One hand is resting on the arm of the chair, the other droops loosely over the side, trailing on the ground. Eyes shut, head tilted back, tie loosened haphazardly around the neck, three buttons popped open. The quiet of the room punctuated at intervals by the soft hiss of breath, depicted by the rise and fall of his chest. One look at his face and you’re certain he’s asleep. You smile at his resting figure, turn and silently walk out of the room.

But when you’re at the door, you hear him draw a sharp breath. You pause, waiting for him to call your name, convinced in your head that something must somehow have woken him up. When you hear no further sounds from him, you turn your head to look at him only to find his head turned to the side. Maybe it was the movement that made him breathe like that, you think as you walk out of the room.

A minute later, the back door at the kitchen closes softly behind you. The lock clicks and you take off down the stairs speedily, a favourite pastime of yours, wishing, as usual, that the flights of stairs are an endless loop you can run down forever. Too soon, you’re at the bottom step and you walk out of the yard to the evening market at the end of the street.

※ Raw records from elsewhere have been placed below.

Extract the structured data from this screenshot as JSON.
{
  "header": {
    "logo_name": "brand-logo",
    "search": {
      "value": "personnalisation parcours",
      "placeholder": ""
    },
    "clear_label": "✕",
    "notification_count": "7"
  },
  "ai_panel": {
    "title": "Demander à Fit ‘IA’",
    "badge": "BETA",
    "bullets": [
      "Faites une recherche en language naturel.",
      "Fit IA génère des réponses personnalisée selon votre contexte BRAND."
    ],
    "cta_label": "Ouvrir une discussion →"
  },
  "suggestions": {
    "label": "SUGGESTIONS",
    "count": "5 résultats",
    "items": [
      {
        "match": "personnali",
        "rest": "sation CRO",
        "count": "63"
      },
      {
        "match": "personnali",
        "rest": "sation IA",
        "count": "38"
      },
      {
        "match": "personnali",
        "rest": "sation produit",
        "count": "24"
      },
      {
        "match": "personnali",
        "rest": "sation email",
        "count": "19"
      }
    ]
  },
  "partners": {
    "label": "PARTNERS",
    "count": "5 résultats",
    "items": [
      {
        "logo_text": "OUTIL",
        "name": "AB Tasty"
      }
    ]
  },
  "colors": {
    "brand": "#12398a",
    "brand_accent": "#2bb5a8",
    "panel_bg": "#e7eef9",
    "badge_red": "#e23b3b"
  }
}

At Mama IK’s shop, after greeting her with a smile and answering her usual “My favourite customer, ke ka i mere?”, “How is work?” and “Kedu maka your friend, Ejike?” questions, you request for the fish you’d decided to use for the night’s meal. That, and some vegetables.

In your head, you chuckle as you consider how blind people can be.  Five years you’ve dated Ejike, four years since you both moved in together, and people still think you both are just friends. You make small talk with her, smiling all the time as she cuts up the fish. Done, you bid her farewell and start to stroll home, a languid feeling of content welling up in your heart.

The feeling doesn’t last long. You feel a sudden piercing in your chest. Gasping, you stop walking, idly rubbing your thumb over the spot the pain occurred in. Just as you resume walking, you feel it again. Sharper this time. But, it doesn’t feel like it is coming from your body. It feels like an echo. Like a remembered hurt. Immediately, you start running, your mind flashing back to that day when, over dinner, he told you that he’d suffered from angina pectoris for most of his life.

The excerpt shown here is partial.